Trabalho degradante na cadeia produtiva da carnaúba é tema de audiência pública
Um produto que ocupa a sexta posição no ranking de exportações do Ceará, mas que ainda registra condições precárias de trabalho, assim é a carnaúba. As condições de trabalho na extração da cera de carnaúba preocupam o Ministério Público do Trabalho, os produtores do Ceará e os deputados que debateram o tema em audiência pública nesta segunda-feira (17/03), no auditório Murilo Aguiar, na Assembleia Legislativa do Ceará.
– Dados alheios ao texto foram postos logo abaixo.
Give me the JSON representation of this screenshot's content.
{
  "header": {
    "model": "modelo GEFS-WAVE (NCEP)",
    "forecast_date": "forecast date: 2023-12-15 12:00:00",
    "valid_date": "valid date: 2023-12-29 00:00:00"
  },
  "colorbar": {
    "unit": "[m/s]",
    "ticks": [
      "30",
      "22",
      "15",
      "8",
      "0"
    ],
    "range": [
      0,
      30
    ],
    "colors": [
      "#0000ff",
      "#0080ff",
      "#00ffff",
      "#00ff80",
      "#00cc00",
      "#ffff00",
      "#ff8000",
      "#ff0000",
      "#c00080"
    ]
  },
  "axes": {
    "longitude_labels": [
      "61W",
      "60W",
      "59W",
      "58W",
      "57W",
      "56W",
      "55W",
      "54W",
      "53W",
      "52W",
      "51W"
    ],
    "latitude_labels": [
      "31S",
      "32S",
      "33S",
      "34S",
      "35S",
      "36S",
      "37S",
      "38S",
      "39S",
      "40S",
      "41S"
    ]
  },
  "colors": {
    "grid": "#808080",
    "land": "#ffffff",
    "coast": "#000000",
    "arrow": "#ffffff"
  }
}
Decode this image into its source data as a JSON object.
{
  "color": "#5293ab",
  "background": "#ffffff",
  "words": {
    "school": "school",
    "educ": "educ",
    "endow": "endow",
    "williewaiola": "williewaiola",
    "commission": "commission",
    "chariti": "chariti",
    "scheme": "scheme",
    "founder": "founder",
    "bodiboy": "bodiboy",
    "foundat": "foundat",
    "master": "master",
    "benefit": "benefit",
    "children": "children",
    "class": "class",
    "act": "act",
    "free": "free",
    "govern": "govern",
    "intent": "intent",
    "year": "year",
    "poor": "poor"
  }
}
O encontro, promovido pelas comissões de Agropecuária e de Desenvolvimento Regional, Recursos Hídricos, Minas e Pesca da Casa, destacou as relações trabalhistas na cadeia produtiva do setor.
“Não dá pra perpetuar o descumprimento total da legislação trabalhista que existe hoje na cadeia produtiva da carnaúba”, comentou o procurador do trabalho, Leonardo Holanda. O MPT realizou no final do ano passado uma inspeção – juntamente com as outras entidades que compõem o Grupo Móvel de Combate ao Trabalho Escravo – na qual foram encontrados cerca de 90 trabalhadores em condições análogas ao trabalho. “O MPT não quer quebrar o setor, apenas quer que ele atue de maneira adequada, sem ferir a legislação trabalhista”, disse. O procurador do trabalho entende que “uma das soluções poderia ser a criação de uma cooperativa dos produtores para que possam remanejar a mão de obra e atender a legislação trabalhista”, pontuou.
No ano passado, Ceará, Piauí e Rio Grande do Norte exportaram 16 mil toneladas de cera. No nos três estados, 200 mil famílias sobrevivem da cultura, segundo o Sindicato dos Produtores de Carnaúba. A atividade movimenta a economia cearense e gera renda, principalmente, na época da estiagem, conforme observou o deputado Hermínio Resende (Pros), presidente da Comissão de Agropecuária da AL. O parlamentar ressaltou a importância da preservação da carnaubeira, símbolo do Ceará. “É preciso revitalizar essa cultura de grande potencial econômico”, pontuou.
O presidente da Comissão de Desenvolvimento Regional, Recursos Hídricos, Minas e Pesca da Casa, deputado Neto Nunes (PMDB), alertou sobre a necessidade em adequar a atividade à legislação trabalhista. “A cultura é muitas vezes a única fonte de renda, mas muitos trabalhadores não querem carteira assinada, pois, com isso, dizem que não vão conseguir se aposentar como trabalhador rural”, destacou. “Isto é uma falácia”, corrigiu Leonardo Holanda em sua explanação. O procurador do trabalho explicou que o trabalhador rural só perderia o direito caso atuasse em uma atividade urbana, o que não é o caso da extração da cera da carnaúba.
O deputado federal Vicente Arruda (Pros/CE) observa que a carnaúba “é uma cultura secular e atípica. “Existe mão de obra ociosa e a carnaúba ocupa essas pessoas. É preciso discutir como atender a Consolidação das Leis do Trabalho (CLT)”, ressaltou.
O deputado Sérgio Aguiar (Pros), propositor da audiência pública, destacou investigações do Ministério Público que identificaram, no final do ano passado, carnaubais nas cidades de Martinópole e Barroquinha em condições precárias de trabalho. “Temos a função de intermediar. É preciso um prazo para adequar a atividade as leis trabalhistas senão vamos impactar no empobrecimento da comunidade”, frisou.
O presidente do Sindcarnaúba, Edgar Gadelha, assinalou que o setor tem 95% da sua produção voltada para exportação. “É um produto natural e ecologicamente sustentável. Estamos falando de uma especiaria química e não podemos perder mercado, pois não conseguiremos recuperar”, disse.
Muitos municípios cearenses vivem da extração da carnaúba, acrescentou o prefeito do município de Granja, Romeu Aldigueri. “Dos 53 mil habitantes de Granja, mais da metade vive dessa atividade no segundo semestre. Estamos falando de uma cidade que não tem indústria e fica a 330 quilômetros da Capital”, afirmou Aldigheri.
“Para um produto tão ecologicamente correto quanto é a carnaúba, é fundamental que seja correto também quando se trata de respeito aos trabalhadores”, concluiu o procurador do trabalho, Leonardo Holanda.